L’objectif de cette saisine ? Comprendre pourquoi la révision du règlement INCO, prévue fin 2022, pour y intégrer un étiquetage nutritionnel obligatoire en Europe, a été mise sous le tapis. Alors que toute possibilité de rendre le Nutri-Score obligatoire était repoussée aux calendes grecques, foodwatch n’était en effet ni dupe, ni convaincue du silence de la Commission européenne dans ce dossier.
Rappelons que l’Organisation mondiale de la santé (OMS) elle-même préconise la généralisation du Nutri-score en Europe pour lutter contre les maladies non-transmissibles.
Nutri-score en Europe, pourquoi est-ce important qu'il devienne obligatoire?
Pour aider les consommateurs et consommatrices à faire des choix d’alimentation plus sains, foodwatch se bat pour rendre le Nutri-Score obligatoire en Europe. Pourquoi? Quels sont les enjeux ?
Lobbying anti-Nutri-Score : que contiennent les documents refusés à foodwatch par la Commission européenne ?
Au début de la procédure de demande d’accès aux documents formulée en mai 2023 auprès de la Commission européenne, foodwatch obtient des notes et compte-rendu de réunion qui révèlent l’ampleur du lobbying orchestré à Bruxelles par l’industrie agroalimentaire pour mettre des bâtons dans les roues d’un Nutri-Score obligatoire.
Dans une lettre de refus adressée à foodwatch au cours de la procédure de demande d'information, la Commission européenne fait valoir que la communication de ces documents « saperait le processus décisionnel des institutions » et qu'il n'y avait « pas d'intérêt public prépondérant à le faire ». L’ombudsman que nous avons sollicitée se penche alors sur l’affaire. Ce qui nous fait penser que notre association met sûrement le doigt là où ça fait mal : que contiennent ces documents que la Commission ne souhaite pas divulguer ? foodwatch suspecte qu’il puisse y avoir là l’explication au blocage politique autour du Nutri-Score obligatoire.

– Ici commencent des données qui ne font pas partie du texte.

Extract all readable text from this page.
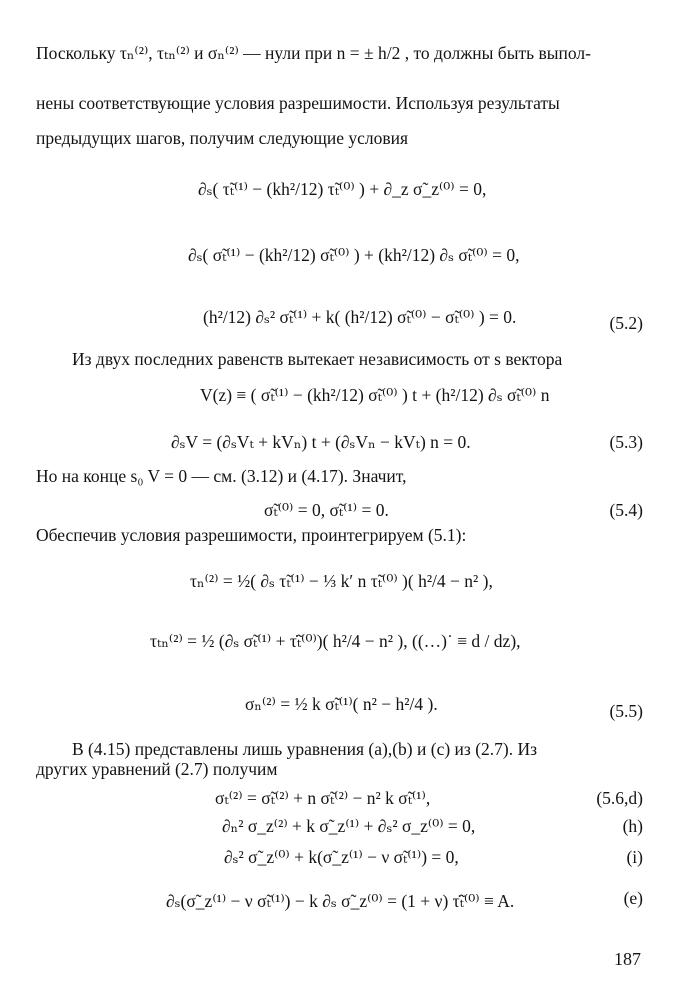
Поскольку τₙ⁽²⁾, τₜₙ⁽²⁾ и σₙ⁽²⁾ — нули при n = ± h/2 , то должны быть выпол-
нены соответствующие условия разрешимости. Используя результаты
предыдущих шагов, получим следующие условия
∂ₛ( τ̃ₜ⁽¹⁾ − (kh²/12) τ̃ₜ⁽⁰⁾ ) + ∂_z σ̃_z⁽⁰⁾ = 0,
∂ₛ( σ̃ₜ⁽¹⁾ − (kh²/12) σ̃ₜ⁽⁰⁾ ) + (kh²/12) ∂ₛ σ̃ₜ⁽⁰⁾ = 0,
(h²/12) ∂ₛ² σ̃ₜ⁽¹⁾ + k( (h²/12) σ̃ₜ⁽⁰⁾ − σ̃ₜ⁽⁰⁾ ) = 0.	(5.2)
Из двух последних равенств вытекает независимость от s вектора
V(z) ≡ ( σ̃ₜ⁽¹⁾ − (kh²/12) σ̃ₜ⁽⁰⁾ ) t + (h²/12) ∂ₛ σ̃ₜ⁽⁰⁾ n
∂ₛV = (∂ₛVₜ + kVₙ) t + (∂ₛVₙ − kVₜ) n = 0.	(5.3)
Но на конце s₀ V = 0 — см. (3.12) и (4.17). Значит,
σ̃ₜ⁽⁰⁾ = 0, σ̃ₜ⁽¹⁾ = 0.	(5.4)
Обеспечив условия разрешимости, проинтегрируем (5.1):
τₙ⁽²⁾ = ½( ∂ₛ τ̃ₜ⁽¹⁾ − ⅓ k′ n τ̃ₜ⁽⁰⁾ )( h²/4 − n² ),
τₜₙ⁽²⁾ = ½ (∂ₛ σ̃ₜ⁽¹⁾ + τ̃̇ₜ⁽⁰⁾)( h²/4 − n² ), ((…)˙ ≡ d / dz),
σₙ⁽²⁾ = ½ k σ̃ₜ⁽¹⁾( n² − h²/4 ).	(5.5)
В (4.15) представлены лишь уравнения (a),(b) и (c) из (2.7). Из
других уравнений (2.7) получим
σₜ⁽²⁾ = σ̃ₜ⁽²⁾ + n σ̃ₜ⁽²⁾ − n² k σ̃ₜ⁽¹⁾,	(5.6,d)
∂ₙ² σ_z⁽²⁾ + k σ̃_z⁽¹⁾ + ∂ₛ² σ_z⁽⁰⁾ = 0,	(h)
∂ₛ² σ̃_z⁽⁰⁾ + k(σ̃_z⁽¹⁾ − ν σ̃ₜ⁽¹⁾) = 0,	(i)
∂ₛ(σ̃_z⁽¹⁾ − ν σ̃ₜ⁽¹⁾) − k ∂ₛ σ̃_z⁽⁰⁾ = (1 + ν) τ̃̇ₜ⁽⁰⁾ ≡ A.	(e)
187
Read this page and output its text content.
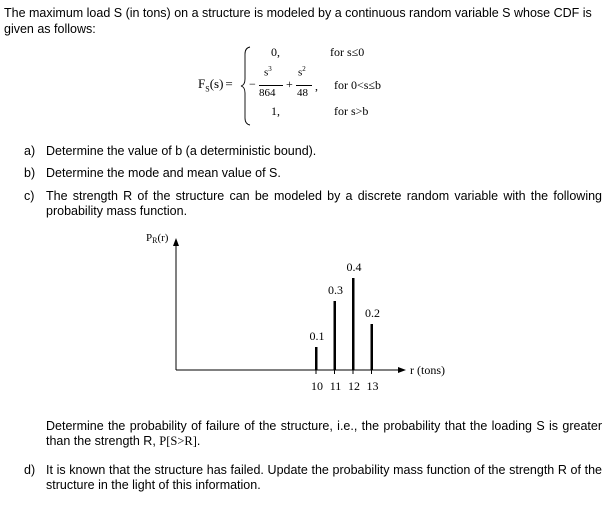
The maximum load S (in tons) on a structure is modeled by a continuous random variable S whose CDF is given as follows:
$F_S(s)$ =
0,	for s≤0
−
$s^3$
864
+
$s^2$
48 , for 0<s≤b
1,	for s>b
a) Determine the value of b (a deterministic bound).
b) Determine the mode and mean value of S.
c) The strength R of the structure can be modeled by a discrete random variable with the following probability mass function.
PR(r)
r (tons)
0.1
10
0.3
11
0.4
12
0.2
13
Determine the probability of failure of the structure, i.e., the probability that the loading S is greater than the strength R, P[S>R].
d) It is known that the structure has failed. Update the probability mass function of the strength R of the structure in the light of this information.
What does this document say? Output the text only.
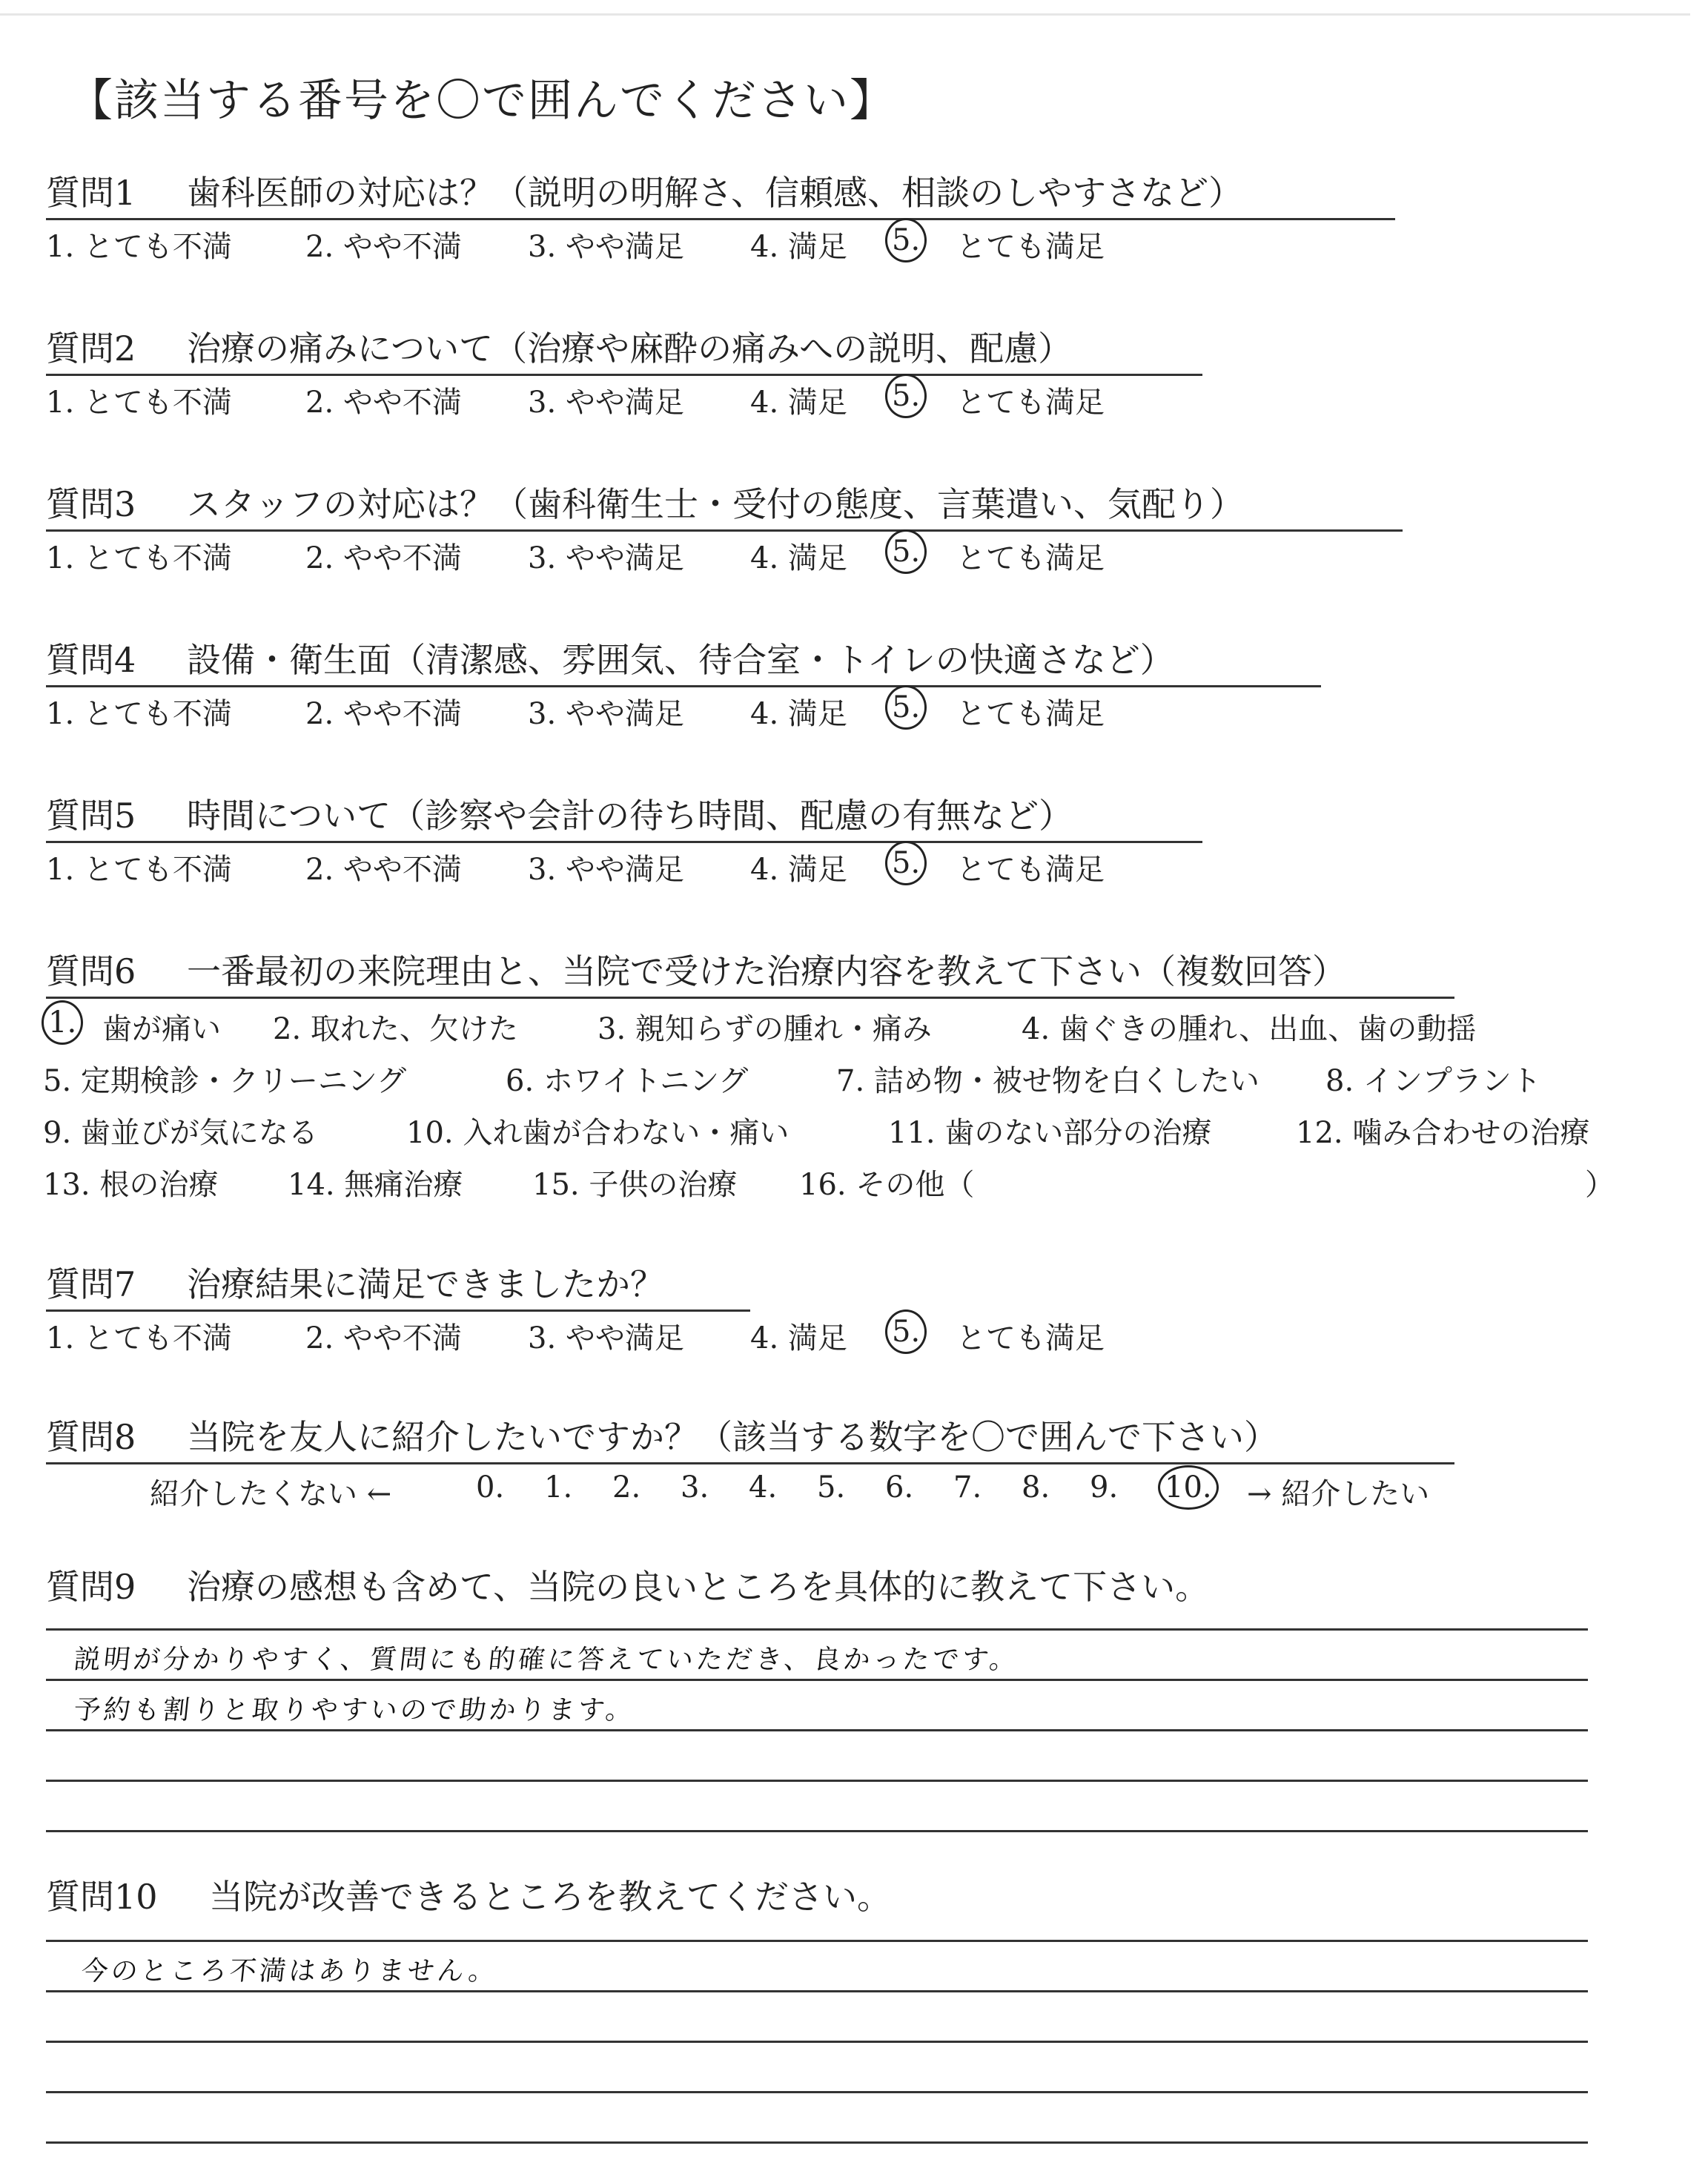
【該当する番号を〇で囲んでください】
質問1 歯科医師の対応は？（説明の明解さ、信頼感、相談のしやすさなど）
1. とても不満 2. やや不満 3. やや満足 4. 満足 5. とても満足
質問2 治療の痛みについて（治療や麻酔の痛みへの説明、配慮）
1. とても不満 2. やや不満 3. やや満足 4. 満足 5. とても満足
質問3 スタッフの対応は？（歯科衛生士・受付の態度、言葉遣い、気配り）
1. とても不満 2. やや不満 3. やや満足 4. 満足 5. とても満足
質問4 設備・衛生面（清潔感、雰囲気、待合室・トイレの快適さなど）
1. とても不満 2. やや不満 3. やや満足 4. 満足 5. とても満足
質問5 時間について（診察や会計の待ち時間、配慮の有無など）
1. とても不満 2. やや不満 3. やや満足 4. 満足 5. とても満足
質問6 一番最初の来院理由と、当院で受けた治療内容を教えて下さい（複数回答）
1. 歯が痛い 2. 取れた、欠けた	3. 親知らずの腫れ・痛み	4. 歯ぐきの腫れ、出血、歯の動揺
5. 定期検診・クリーニング	6. ホワイトニング	7. 詰め物・被せ物を白くしたい 8. インプラント
9. 歯並びが気になる	10. 入れ歯が合わない・痛い	11. 歯のない部分の治療	12. 噛み合わせの治療
13. 根の治療 14. 無痛治療 15. 子供の治療 16. その他（	）
質問7 治療結果に満足できましたか？
1. とても不満 2. やや不満 3. やや満足 4. 満足 5. とても満足
質問8 当院を友人に紹介したいですか？（該当する数字を〇で囲んで下さい）
紹介したくない ←	0. 1. 2. 3. 4. 5. 6. 7. 8. 9. 10. → 紹介したい
質問9 治療の感想も含めて、当院の良いところを具体的に教えて下さい。
説明が分かりやすく、質問にも的確に答えていただき、良かったです。
予約も割りと取りやすいので助かります。
質問10 当院が改善できるところを教えてください。
今のところ不満はありません。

La Commission doit la transparence aux citoyens et citoyennes et une explication claire sur les raisons pour lesquelles elle n'agit toujours pas. Elle prétend être sérieuse dans sa lutte contre le cancer et les maladies cardiaques mais refuse d'avancer sur un outil simple dont l'efficacité pour aider les consommateurs à faire des choix plus sains est prouvée. Il est temps que la nouvelle Commission agisse
Derrière les demandes d’accès aux documents et la saisine de la médiatrice européenne, il y a pour foodwatch en effet la suite d’un travail de longue haleine, mené depuis 10 ans, pour dénoncer le lobbying intensif mené par l’industrie agroalimentaire contre le Nutri-Score. Pour l’heure, face à l’inaction de la Commission européenne, des industriels comme Danone ou Bjorg en profitent pour rétropédaler sur l’affichage du Nutri-score en décidant de ne plus l’afficher sur tout ou partie de leurs marques.
foodwatch ne compte pas reculer devant les pressions des lobbies : le Nutri-Score est un outil de santé publique, reconnu comme une mesure-clé et efficace dans la lutte contre les maladies évitables. Il doit revenir de toute urgence sur la table des négociations européennes et être rendu obligatoire dans tous les Etats membres.